INDUSTRIAL APPLICABILITY
[0045] The present disclosure is suitable for an air intake and blowout tool having a cylinder
shape and allowing intake or blowout operation by introducing compressed air into
the tool and thereby generating a high volume of air flow inside the tool along the
central axis of the cylinder.
DESCRIPTION OF REFERENCE CHARACTERS
[0046]
- 1
- Air Intake and Blowout Tool
- 2
- Cylinder Body
- 2a
- Air Passage
- 2b
- Air Intake Port
- 2c
- Air Blowout Port
- 3
- First Cylinder Member
- 4
- Second Cylinder Member
- 4g
- Annular Stepped Surface Portion
- 5
- Compressed Air Introduction Part
- 5a
- Compressed Air Exit Port
- 30
- Annular Protuberance Surface Portion
- 30a
- Protuberance Surface
- 40b
- First Annular Face
- C1
- Cylinder Central Axis
1. An air intake and blowout tool (1) comprising a cylinder body (2) that includes along
a cylinder-central axis an air passage (2a) having an air intake port (2b) on one
end and an air blowout port (2c) on another end, and, in a midsection of the cylinder
body (2), a compressed air introduction part (5) capable of introducing compressed
air into the air passage (2a), the compressed air introduction part (5) configured
to introduce compressed air into the air passage (2a) toward an air blowout port (2c)
side of the air passage (2a) to generate negative pressure in the air passage (2a)

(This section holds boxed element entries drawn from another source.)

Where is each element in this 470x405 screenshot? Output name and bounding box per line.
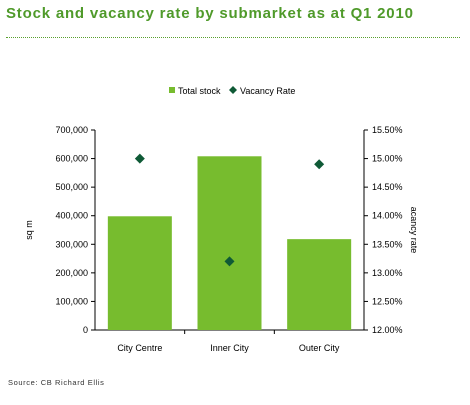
chart: Total stock Vacancy Rate 0 100,000 200,000…	[24, 86, 419, 353]
y-tick-label: 700,000	[55, 125, 88, 135]
y2-tick-label: 12.00%	[372, 325, 403, 335]
y2-axis-label: acancy rate	[409, 207, 419, 254]
y-tick-label: 300,000	[55, 239, 88, 249]
legend-label-total-stock: Total stock	[178, 86, 221, 96]
legend: Total stock Vacancy Rate	[169, 86, 295, 96]
bar-city-centre	[107, 216, 172, 330]
y2-tick-label: 12.50%	[372, 296, 403, 306]
y2-tick-label: 15.00%	[372, 154, 403, 164]
chart-title: Stock and vacancy rate by submarket as a…	[6, 5, 414, 22]
bar-inner-city	[197, 156, 262, 330]
y-tick-label: 500,000	[55, 182, 88, 192]
y2-tick-label: 13.50%	[372, 239, 403, 249]
x-tick-label: Inner City	[210, 343, 249, 353]
y-tick-label: 400,000	[55, 211, 88, 221]
source-note: Source: CB Richard Ellis	[8, 378, 105, 387]
y-tick-label: 200,000	[55, 268, 88, 278]
y2-tick-label: 14.00%	[372, 211, 403, 221]
vacancy-marker-inner-city	[224, 256, 235, 267]
y-tick-label: 100,000	[55, 296, 88, 306]
y-axis-label: sq m	[24, 220, 34, 240]
title-divider	[6, 37, 460, 38]
x-tick-label: Outer City	[299, 343, 340, 353]
bar-outer-city	[287, 239, 352, 330]
vacancy-marker-outer-city	[314, 159, 325, 170]
legend-swatch-total-stock	[169, 87, 175, 93]
y-tick-label: 600,000	[55, 154, 88, 164]
legend-marker-vacancy-rate	[229, 86, 237, 94]
vacancy-marker-city-centre	[134, 153, 145, 164]
y-tick-label: 0	[83, 325, 88, 335]
legend-label-vacancy-rate: Vacancy Rate	[240, 86, 295, 96]
y2-tick-label: 15.50%	[372, 125, 403, 135]
x-tick-label: City Centre	[117, 343, 162, 353]
y2-tick-label: 13.00%	[372, 268, 403, 278]
y2-tick-label: 14.50%	[372, 182, 403, 192]
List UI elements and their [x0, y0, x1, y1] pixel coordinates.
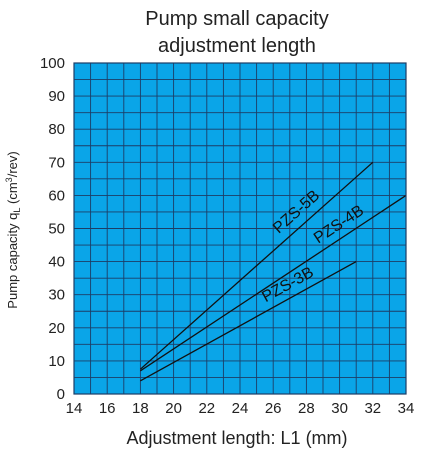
- y-axis-label-unit-end: /rev): [5, 151, 20, 177]
- y-tick-label: 60: [48, 187, 65, 204]
- y-axis-label: Pump capacity qL (cm3/rev): [4, 151, 22, 308]
- y-tick-label: 10: [48, 353, 65, 370]
- y-tick-label: 40: [48, 254, 65, 271]
- x-tick-label: 30: [331, 400, 348, 417]
- x-tick-label: 28: [298, 400, 315, 417]
- y-tick-label: 0: [57, 386, 65, 403]
- chart-title-line-1: Pump small capacity: [145, 8, 328, 30]
- x-tick-label: 14: [66, 400, 83, 417]
- series-line-pzs-5b: [139, 161, 374, 370]
- x-axis-ticks: 14 16 18 20 22 24 26 28 30 32 34: [66, 400, 415, 417]
- y-tick-label: 90: [48, 88, 65, 105]
- y-tick-label: 20: [48, 320, 65, 337]
- x-tick-label: 34: [398, 400, 415, 417]
- x-tick-label: 20: [165, 400, 182, 417]
- x-tick-label: 26: [265, 400, 282, 417]
- y-axis-label-unit-start: (cm: [5, 182, 20, 207]
- y-tick-label: 100: [40, 55, 65, 72]
- plot-frame: [73, 62, 407, 395]
- y-tick-label: 80: [48, 121, 65, 138]
- y-axis-label-main: Pump capacity q: [5, 213, 20, 309]
- x-tick-label: 24: [232, 400, 249, 417]
- y-tick-label: 30: [48, 287, 65, 304]
- y-axis-label-subscript: L: [12, 208, 22, 213]
- x-tick-label: 18: [132, 400, 149, 417]
- y-axis-ticks: 0 10 20 30 40 50 60 70 80 90 100: [40, 55, 65, 403]
- x-tick-label: 32: [364, 400, 381, 417]
- x-tick-label: 16: [99, 400, 116, 417]
- series-line-pzs-3b: [140, 261, 357, 382]
- y-axis-label-superscript: 3: [4, 177, 14, 182]
- x-tick-label: 22: [198, 400, 215, 417]
- y-tick-label: 70: [48, 154, 65, 171]
- chart-title-line-2: adjustment length: [158, 35, 316, 57]
- y-tick-label: 50: [48, 221, 65, 238]
- x-axis-label: Adjustment length: L1 (mm): [126, 428, 347, 448]
- series-line-pzs-4b: [140, 194, 407, 372]
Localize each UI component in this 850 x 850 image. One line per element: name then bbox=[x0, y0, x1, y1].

on an air intake port (2b) side thereof and thereby produce an air flow in the air
passage (2a), and thus providing air being sucked from the air intake port (2b) into
the air passage (2a) and blown out from the air blowout port (2c), wherein:
the compressed air introduction part (5) includes a compressed air exit port (5a)
formed in a shape of ring that extends circumferentially about the cylinder-central
axis, and slot-shaped extending straight along a radial direction of the cylinder
body (2) to open into the air passage (2a);
an air passage (2a) forming inner circumferential surface of the cylinder body (2)
on an air blowout port (2c) side of the compressed air exit port (5a) includes an
annular protuberance surface portion (30) protruding toward a radially inner side
of the cylinder body (2) greater than an air passage (2a) forming inner circumferential
surface on an air intake port (2b) side of the compressed air exit port (5a), and
extending circumferentially about the cylinder central axis (C1);
the annular protuberance surface portion (30) includes a protuberance surface (30a)
shaped to extend from a peripheral edge portion of the air blowout port (2c) side
of the compressed air exit port (5a) toward the radially inner side of the cylinder
body (2) and to then gradually curve and extend toward the air blowout port (2c) side.
2. The air intake and blowout tool (1) of claim 1, wherein the air passage (2a) forming
inner circumferential surface of the cylinder body (2) on the air intake port (2b)
side of the compressed air exit port (5a) includes an annular stepped surface portion
(4g) extending along a peripheral edge portion of the air intake port (2b) side of
the compressed air exit port (5a).
3. The air intake and blowout tool (1) of claim 1 or 2, wherein the cylinder body (2)
includes first and second cylinder members (4) each open at both ends, and is configured
to be assembled by inserting one end side of the first cylinder member (3) into an
interior of the second cylinder member (4) to screw one end side of the second cylinder
member (4) with an outer circumferential surface of a midsection of the first cylinder
member (3); and wherein the compressed air introduction part (5) is configured to
be formed of a portion surrounded by an outer circumferential surface of the one end
side of the first cylinder member (3) and an inner circumferential surface of a midsection
of the second cylinder member (4).
4. The air intake and blowout tool (1) of claim 3, wherein the inner circumferential
surface of the midsection of the second cylinder member (4) includes an annular face
extending along a direction orthogonal to the cylinder-central axis and opposing one
end face of the first cylinder member (3), and wherein the compressed air exit port
(5a) is configured to be formed between the one end face of the first cylinder member
(3) and the annular face.